Mainframe security has long carried a reassuring reputation: stable, resilient, and secure by design. But the conversation has shifted. Today, the biggest risks aren't tied to the platform itself – they're tied to how users access it. Three themes are emerging with increasing urgency across the industry: uneven MFA adoption, modernization efforts centered on identity controls, and regulatory frameworks making strong authentication non-negotiable. Together, they reveal where mainframe security is heading – and where the gaps still remain.
The MFA gap is becoming harder to ignore
Organizations have made real progress on MFA adoption, but the finish line isn't in sight yet. Around 83% still rely on passwords for at least some systems, and a meaningful share of users remain without full MFA coverage. That gap has real consequences: stolen credentials now account for roughly 22% of breaches, making identity the single most common initial attack vector.
For mainframe teams, this dynamic is familiar. MFA integrates cleanly with RACF and z/OS – but deployment is often partial, focused on select users or specific access paths rather than applied consistently. The result is a subtle but significant exposure. Systems widely considered secure remain accessible through authentication patterns that attackers know how to exploit. The platform hasn't fallen behind. Identity practices have.
Modernization is putting identity at the center
The latest wave of mainframe modernization isn't about migrating off-platform. It's about bringing the mainframe into alignment with modern architectures and security expectations. A recent ISG report confirms that enterprises are pursuing long-term strategies that preserve and strengthen mainframes – especially in hybrid and regulated environments.
What's changed is security's role in that conversation. It's no longer a supporting consideration – it's a primary driver. Organizations are pairing application modernization and API enablement with RACF hardening, encryption, and expanded MFA deployment as foundational controls. Tooling is evolving to match. IBM zSecure 3.2 introduces capabilities like RACF user quarantine and tighter MFA data integration, making it easier to detect and respond to identity-based threats directly within the mainframe environment.
The shift is clear: modernization is no longer defined by what runs on the mainframe, but by how securely identities interact with it.
Regulation is making MFA everywhere mandatory – including the mainframe
If modernization is the strategic driver, regulation is the forcing function. PCI DSS 4.0 has significantly raised the bar, requiring multi-factor authentication for all access to cardholder data environments – with full enforcement now in effect. This marks a notable departure from earlier requirements that focused primarily on administrative or remote access. Under the new standard, MFA must be universal, covering both privileged and non-privileged users regardless of where the system resides.
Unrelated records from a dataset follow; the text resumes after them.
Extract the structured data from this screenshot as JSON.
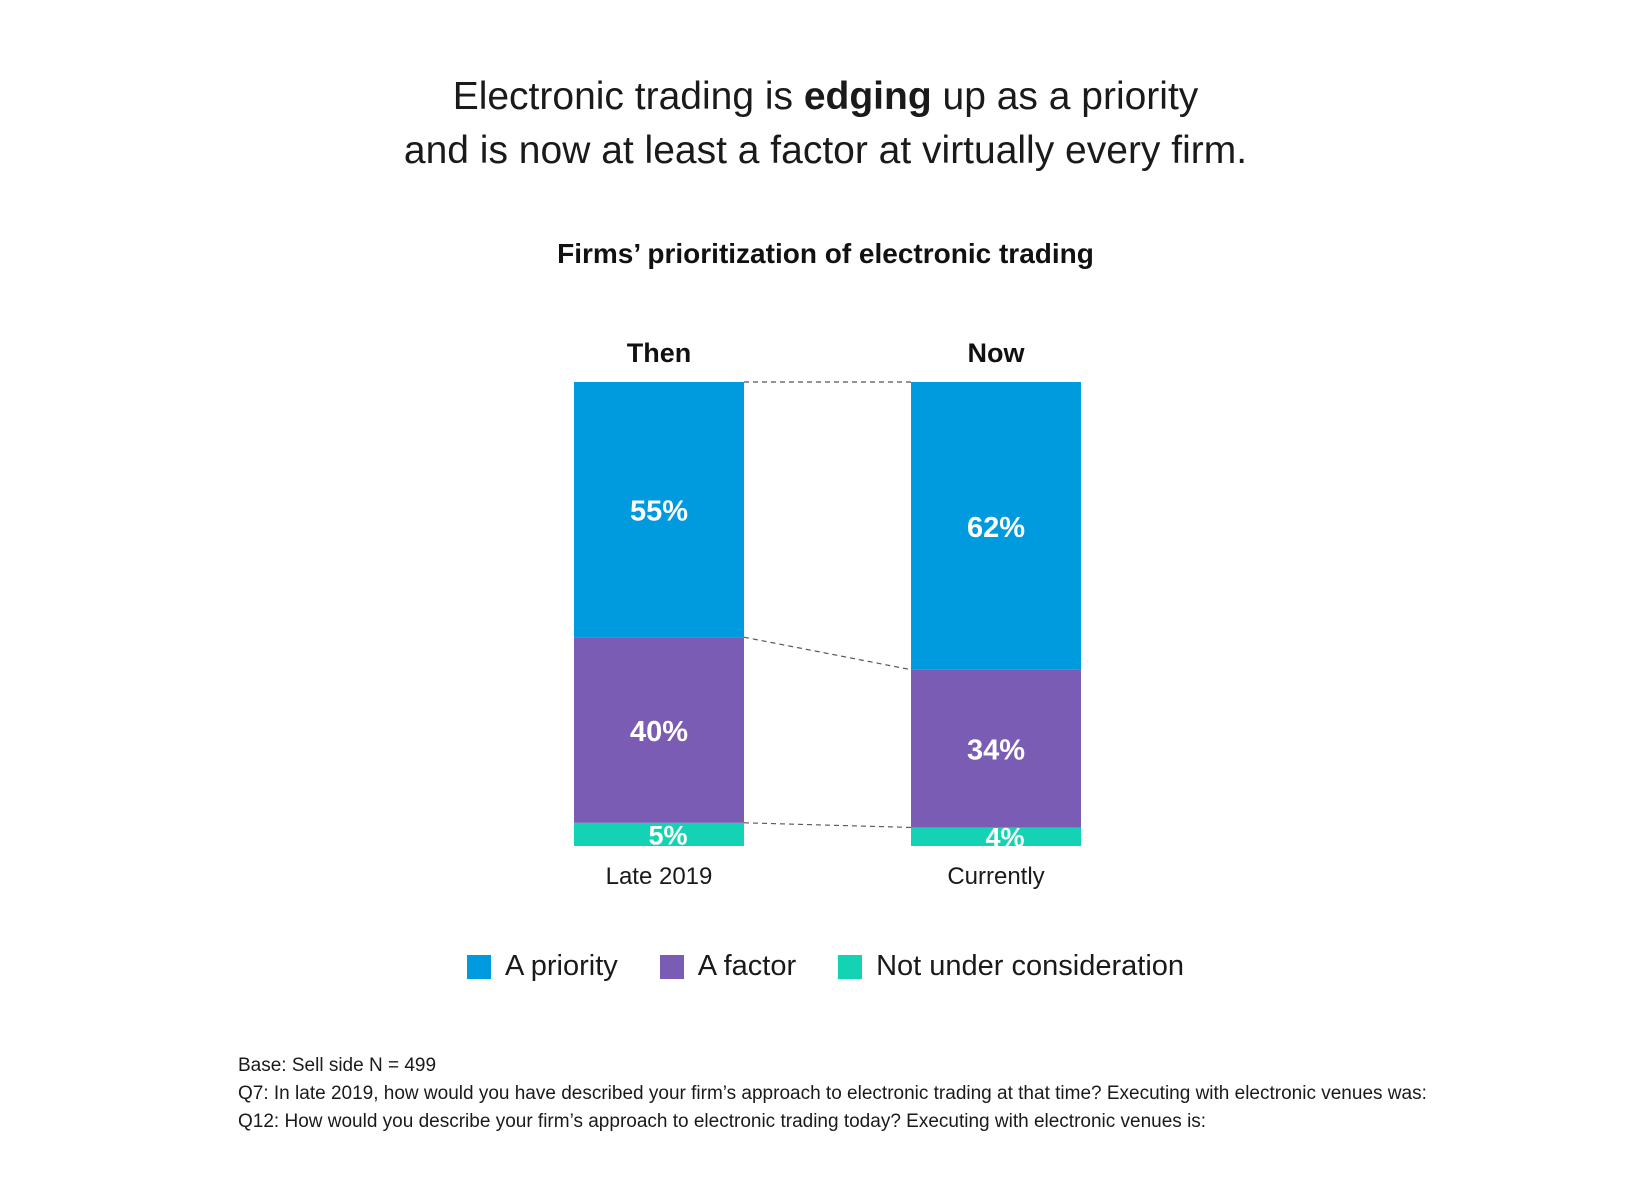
{
  "headline": {
    "line1_pre": "Electronic trading is ",
    "line1_bold": "edging",
    "line1_post": " up as a priority",
    "line2": "and is now at least a factor at virtually every firm."
  },
  "chart_data": {
    "type": "bar",
    "stacked": true,
    "title": "Firms’ prioritization of electronic trading",
    "categories": [
      "Late 2019",
      "Currently"
    ],
    "group_labels": [
      "Then",
      "Now"
    ],
    "series": [
      {
        "name": "A priority",
        "values": [
          55,
          62
        ],
        "labels": [
          "55%",
          "62%"
        ],
        "color": "#009ADE"
      },
      {
        "name": "A factor",
        "values": [
          40,
          34
        ],
        "labels": [
          "40%",
          "34%"
        ],
        "color": "#7B5CB5"
      },
      {
        "name": "Not under consideration",
        "values": [
          5,
          4
        ],
        "labels": [
          "5%",
          "4%"
        ],
        "color": "#13D3B4"
      }
    ],
    "ylim": [
      0,
      100
    ],
    "legend_position": "bottom",
    "grid": false,
    "connectors": "dashed"
  },
  "notes": [
    "Base: Sell side N = 499",
    "Q7: In late 2019, how would you have described your firm’s approach to electronic trading at that time? Executing with electronic venues was:",
    "Q12: How would you describe your firm’s approach to electronic trading today? Executing with electronic venues is:"
  ]
}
Crucially, that includes mainframe environments. Organizations can no longer treat z/OS as an exception or rely solely on RACF-based authentication to satisfy auditors. Compliance now depends on demonstrating that strong authentication is consistently enforced across every system handling sensitive data. In practice, MFA coverage must be auditable, provable, and aligned with enterprise-wide identity policies – not selectively applied.
Closing thoughts
These trends point to a straightforward but important reality: the mainframe security conversation has moved on from platform strength. It's now about the strength of access controls. MFA gaps represent measurable risk. Modernization efforts are putting identity at the heart of transformation. And regulatory frameworks are ensuring that strong authentication is no longer optional.
For security practitioners, this creates both pressure and opportunity. The tools to secure mainframe identity already exist – what's expected now is that they're fully implemented, fully integrated, and consistently enforced.